After months of a desperately tiring battle, baby Charlie Gard’s life has come to a heartbreaking and disconcerting end.
The nightmarish legal battle fought by London couple Chris Gard and Connie Yates for their son was brought to a halt on Friday, after the 11-month-old was removed from life support.
Born with the rare genetic disease Mitochondrial DNA Depletion Syndrome, Charlie was facing probable brain damage and continued weakening of the muscles. Having admitted him to London’s Great Ormond Street Hospital (GOSH) for children to find that, not only was the well known facility unequipped to provide treatment for their child, but in favor of ending Charlie’s life, the parents sought help elsewhere.
Finding a U.S. physician, not only highly trained in Mitochondrial diseases, but also willing to provide for the child an experimental treatment that had already proven effective in other patients, the hopeful couple raised over $1.6 million in private donations from around the world using social media. However, the London Hospital whose motto is “The child first and always,” ironically refused to release Charlie to the care of his parents, claiming the child to be irreparably brain damaged and declaring his right to “die with dignity.”

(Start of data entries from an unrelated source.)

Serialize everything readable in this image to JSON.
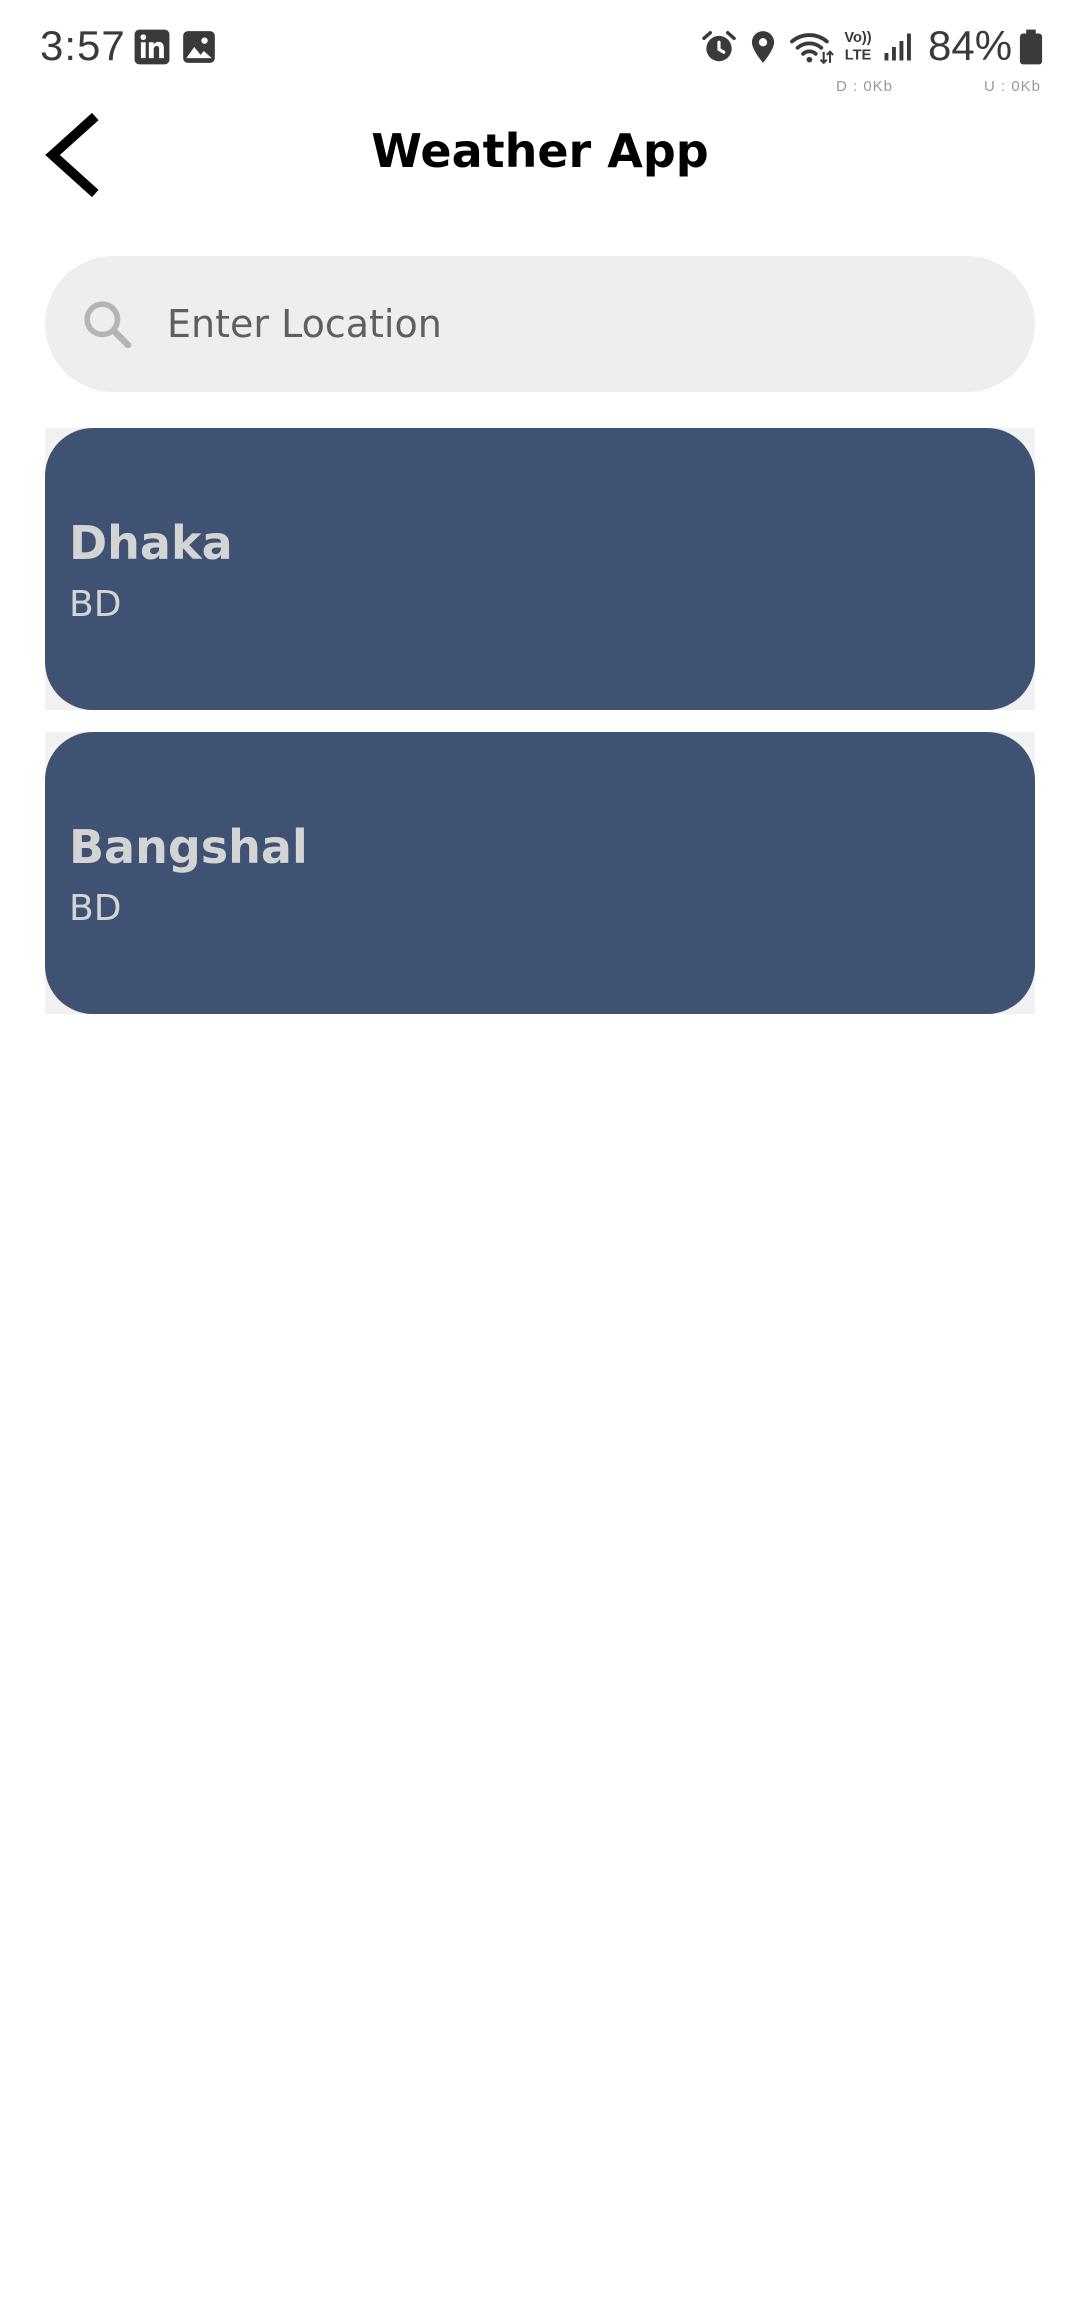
{
  "status_bar": {
    "time": "3:57",
    "battery": "84%",
    "download_speed": "D : 0Kb",
    "upload_speed": "U : 0Kb",
    "icons": [
      "linkedin-icon",
      "gallery-icon",
      "alarm-icon",
      "location-pin-icon",
      "wifi-icon",
      "volte-icon",
      "signal-icon",
      "battery-icon"
    ],
    "volte_text_top": "Vo))",
    "volte_text_bottom": "LTE"
  },
  "app_bar": {
    "title": "Weather App",
    "back_icon": "chevron-left-icon"
  },
  "search": {
    "placeholder": "Enter Location",
    "value": "",
    "icon": "search-icon"
  },
  "locations": [
    {
      "city": "Dhaka",
      "country": "BD"
    },
    {
      "city": "Bangshal",
      "country": "BD"
    }
  ],
  "colors": {
    "card_background": "#3f5273",
    "card_text": "#d4d4d4",
    "search_background": "#efeeed",
    "page_background": "#ffffff"
  }
}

Much emotion ensued as the examination and the new MRI scan showed, indeed, no irreversible brain damage, as was claimed by GOSH. However, it unfortunately showed severe and irrevocable muscle damage — damage that could have been spared had the baby been treated in time.
In her statement to the High Court on Monday, Yates lamented, “There is one simple reason for Charlie’s muscles deteriorating to the extent they are in now — TIME. A whole lot of wasted time. Had Charlie been given the treatment sooner he would have had the potential to be a normal, healthy little boy”.
Though Yates noted in her statement that “the American and Italian team were still willing to treat Charlie after seeing both his recent brain MRI and EEG performed last week,” the couple, regrettably, concluded that Charlie’s quality of life would not be sufficient. Therefore, in the same court hearing on Monday, Gard and Yates announced their final resolution to end their battle and remove their son from his life support, saying that they would “let [their] beautiful little Charlie go,” lamenting that it is “the hardest thing we’ll ever have to do.”
Though it is true that no one should decide when an innocent person should die, Charlie’s parents — living in the unnatural chaos found in the culture of death — should only bear so much of the blame. Regarding their decision, Yates admitted, “We are struggling to find any comfort or peace with all this.”
In one last effort for normalcy and privacy with the son they would soon be separated from, the parents requested to bring Charlie home to die, rather than leave him in the impersonal hospital or in a hospice. “We just want some peace with our son, no hospital, no lawyers, no courts, no media, just quality time with Charlie away from everything to say goodbye to him in the most loving way,” stated Yates. But once again, the couple was denied this most basic request, as, on Thursday, the judge’s final order was to have Charlie removed from life support and into a hospice, where he, sadly, spent what was left of his brief God-given life.
Charlie Matthew William Gard, may your soul rest in peace.